3. Key Contributions

• First Disease-Agnostic Framework: This is the first end-to-end framework designed to systematically prioritize patients and targets for ASO development across the entire spectrum of rare genetic diseases, rather than focusing on a single condition.
• Integration of Biological and Clinical Dimensions: Unlike previous guidelines that focused solely on variant mechanics, this framework explicitly separates and then integrates biological feasibility (disease/variant/model) with clinical and system-level constraints (patient safety, delivery feasibility).
• Modular and Reusable Design: By decoupling disease-level assessments from individual patient assessments, the framework allows for efficient scaling. Once a disease/gene is assessed as "tractable," that data can be reused for multiple patients, reducing redundant expert review.
• Transparency and Reproducibility: The framework replaces implicit, informal decision-making with explicit scoring and exclusion criteria, enabling auditability and consistent application across the NHS.

4. Results

• Calibration with Approved Therapies: When applied to market-approved ASO targets, the framework correctly identified them as high-priority candidates. Notably, two conditions (Hereditary Angioedema and Hereditary Transthyretin Amyloidosis) were excluded at the Disease Module stage not due to biological infeasibility, but because effective alternative treatments already existed.

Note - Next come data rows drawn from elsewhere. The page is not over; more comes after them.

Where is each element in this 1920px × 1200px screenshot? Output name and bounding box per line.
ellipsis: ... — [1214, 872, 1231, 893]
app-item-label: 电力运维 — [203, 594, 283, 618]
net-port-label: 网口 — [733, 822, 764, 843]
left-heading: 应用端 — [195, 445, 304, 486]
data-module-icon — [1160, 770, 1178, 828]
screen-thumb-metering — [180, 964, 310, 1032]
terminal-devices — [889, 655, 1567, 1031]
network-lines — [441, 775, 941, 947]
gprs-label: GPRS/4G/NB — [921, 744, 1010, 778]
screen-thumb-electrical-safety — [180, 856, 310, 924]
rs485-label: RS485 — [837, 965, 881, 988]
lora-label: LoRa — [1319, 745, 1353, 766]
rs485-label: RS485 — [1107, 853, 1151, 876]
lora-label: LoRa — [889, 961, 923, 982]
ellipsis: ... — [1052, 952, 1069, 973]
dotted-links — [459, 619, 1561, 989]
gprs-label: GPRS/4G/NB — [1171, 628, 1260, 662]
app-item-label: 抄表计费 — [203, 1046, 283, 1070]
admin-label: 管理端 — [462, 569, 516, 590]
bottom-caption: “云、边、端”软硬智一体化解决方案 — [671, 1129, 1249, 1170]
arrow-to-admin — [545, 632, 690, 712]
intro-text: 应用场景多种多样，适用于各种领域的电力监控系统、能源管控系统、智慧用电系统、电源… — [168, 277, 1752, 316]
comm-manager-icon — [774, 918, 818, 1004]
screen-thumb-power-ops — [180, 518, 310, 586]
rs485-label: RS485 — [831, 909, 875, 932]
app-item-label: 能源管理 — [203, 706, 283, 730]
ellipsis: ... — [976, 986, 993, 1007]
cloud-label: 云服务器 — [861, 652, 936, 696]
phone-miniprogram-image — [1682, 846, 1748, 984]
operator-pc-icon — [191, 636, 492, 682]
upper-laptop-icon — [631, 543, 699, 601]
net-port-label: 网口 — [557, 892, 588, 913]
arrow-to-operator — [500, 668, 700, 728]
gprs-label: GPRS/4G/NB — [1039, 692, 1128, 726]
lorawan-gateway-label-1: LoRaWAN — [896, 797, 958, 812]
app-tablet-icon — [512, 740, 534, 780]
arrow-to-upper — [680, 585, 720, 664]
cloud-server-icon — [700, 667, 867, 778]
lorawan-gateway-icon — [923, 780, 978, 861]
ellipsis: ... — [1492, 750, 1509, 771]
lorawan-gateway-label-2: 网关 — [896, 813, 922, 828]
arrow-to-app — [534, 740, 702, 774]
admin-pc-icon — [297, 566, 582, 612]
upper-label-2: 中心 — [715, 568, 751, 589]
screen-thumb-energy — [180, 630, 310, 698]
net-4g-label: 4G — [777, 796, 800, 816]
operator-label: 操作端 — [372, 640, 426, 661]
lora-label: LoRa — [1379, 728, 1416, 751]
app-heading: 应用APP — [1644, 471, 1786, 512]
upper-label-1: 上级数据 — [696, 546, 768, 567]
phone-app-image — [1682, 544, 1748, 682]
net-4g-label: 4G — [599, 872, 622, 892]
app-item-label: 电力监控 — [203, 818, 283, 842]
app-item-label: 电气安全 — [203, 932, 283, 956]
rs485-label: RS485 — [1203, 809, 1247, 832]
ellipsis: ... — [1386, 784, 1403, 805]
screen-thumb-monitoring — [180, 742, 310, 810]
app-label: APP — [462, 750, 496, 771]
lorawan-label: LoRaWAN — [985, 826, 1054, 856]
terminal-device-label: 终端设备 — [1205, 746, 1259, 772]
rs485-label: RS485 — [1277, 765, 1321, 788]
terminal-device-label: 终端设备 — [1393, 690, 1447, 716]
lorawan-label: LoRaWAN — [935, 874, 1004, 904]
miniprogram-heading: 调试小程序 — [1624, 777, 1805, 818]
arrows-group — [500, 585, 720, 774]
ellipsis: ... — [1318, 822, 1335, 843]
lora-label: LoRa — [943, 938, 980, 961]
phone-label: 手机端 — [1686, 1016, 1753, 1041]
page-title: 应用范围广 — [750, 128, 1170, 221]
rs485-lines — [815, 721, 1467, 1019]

This confirmed the framework's logic aligns with real-world resource allocation.
• Variant Triage: In the cohort of 26 patients, initial variant-level triage (using N1C guidelines) classified 10 as "Eligible" or "Likely Eligible."
  • Splice Correction: 2 variants were eligible (e.g., deep intronic variants in NPC1 and MTM1).
  • Transcript Knockdown: 7 variants were eligible (e.g., EFEMP1 in Doyne honeycomb retinal dystrophy).
  • Upregulation: No variants were deemed eligible, highlighting current limitations in this therapeutic modality.
• Case Study Outcomes:
  • Prioritization (DHRD/EFEMP1): High scores across all modules supported progression, aligning with ongoing clinical development.
  • Translational Constraints (NPC1): While biologically tractable, the framework highlighted constraints related to CNS delivery and the modest efficacy of existing therapies, supporting a cautious but active approach.
  • Exclusion (BANDDOS/CSF1R): Despite biological tractability, the patient was excluded due to rapid disease progression and unfavorable risk-benefit ratios, demonstrating the framework's ability to prevent futile interventions.
  • Conditional Progression (Centronuclear Myopathy/MTM1): High biological scores were tempered by technical delivery challenges (skeletal muscle/liver targeting), illustrating how the framework surfaces specific translational barriers.

5. Significance

• Equitable Access: The framework provides a mechanism to ensure that access to expensive, complex NATs is determined by transparent criteria rather than institutional bias or geographic location, a critical need for publicly funded systems like the NHS.
• Scalability for Rare Diseases: By enabling centralized assessment of disease biology and functional models, the framework reduces the burden on local clinicians, allowing the system to scale as genomic diagnosis rates increase.
• Future-Proofing: The modular design allows the framework to adapt to new ASO chemistries, delivery technologies, and other NAT modalities (e.g., siRNA, gene editing) without requiring a complete overhaul.
• Policy and Governance: It offers a model for regulatory bodies and healthcare systems to manage the "N-of-1" and small-cohort therapy landscape, balancing innovation with responsible, evidence-based clinical implementation.

In conclusion, the UPNAT framework transforms the prioritization of ASO therapies from an ad-hoc process into a structured, reproducible, and equitable system, bridging the gap between genomic discovery and clinical application for rare diseases.